The UNU-IIGH has recently undergone a strategic review; therefore, how the programme aligns with UNU-IIGH’s new strategic direction is yet to be seen. The programme is in close contact with the new leadership at the time of writing.

Also at the time of writing, ICSU is undergoing a merger with the International Social Science Council (ISSC), and the future of its scientific activities is yet to be defined. However, bringing in the ISSC and having social science on board fits well with the objectives of the UHWB programme, so it is likely the merger will strengthen its scientific foundation. The programme has yet to define working relationships with the key international organizations in this space – such as the World Health Organization and the Wellcome Trust – but future strategic discussions will focus more on how these big players are operating.

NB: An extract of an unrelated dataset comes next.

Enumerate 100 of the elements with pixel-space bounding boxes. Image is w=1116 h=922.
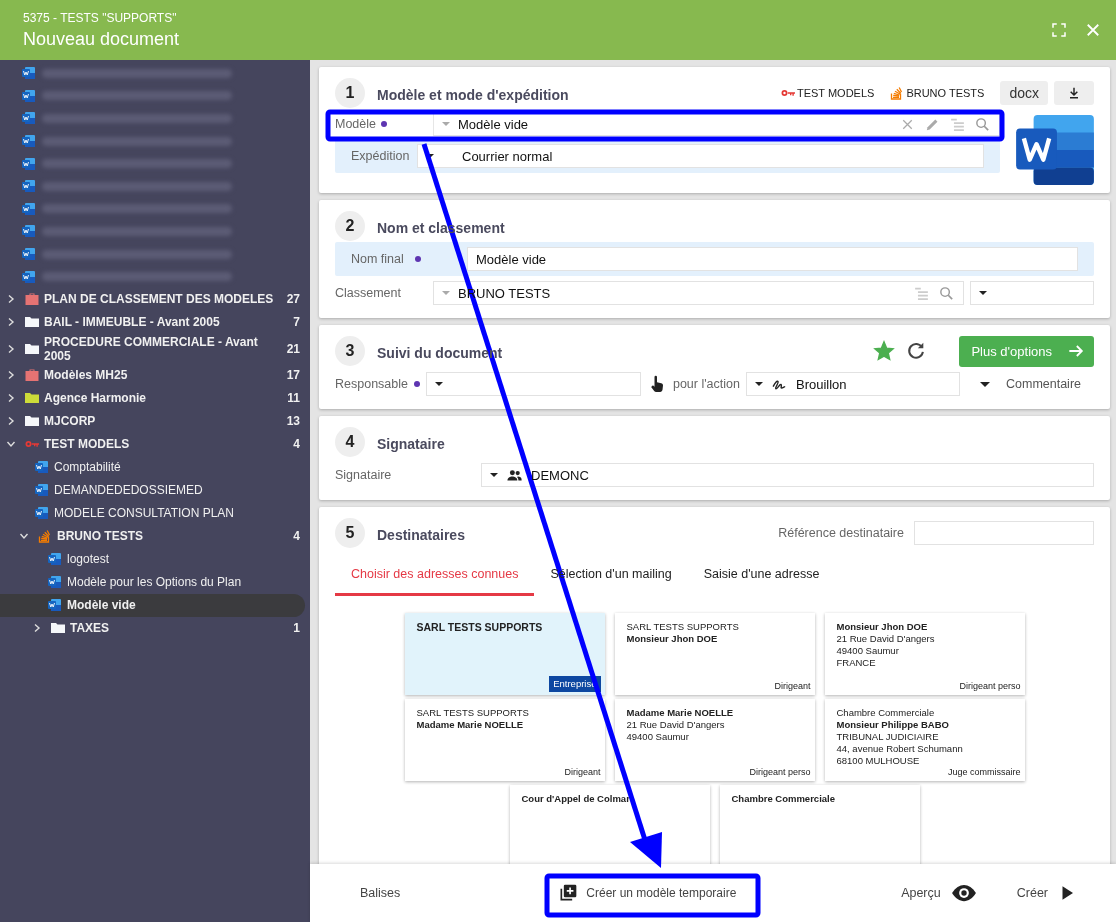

As part of the strategic planning exercise that defines the mission and vision of the programme and what could be achieved within existing resources, efforts should be made to identify strategic partners with whom the programme should work. This should include clear objectives relating to desirable outcomes sought from the partnership. Such objectives would assist in prioritizing efforts and provide a filter through which to review upcoming opportunities. Potential partners could include those in the policy (international and domestic in China) as well as academic spheres. It is critical that partnerships include those regional offices of ICSU which have urban health as a priority. This would enable the programme to work in priority global regions, providing synergies and amplification of the programme’s impact. A starting point will be working with those regional offices located in rapidly growing regions as noted above.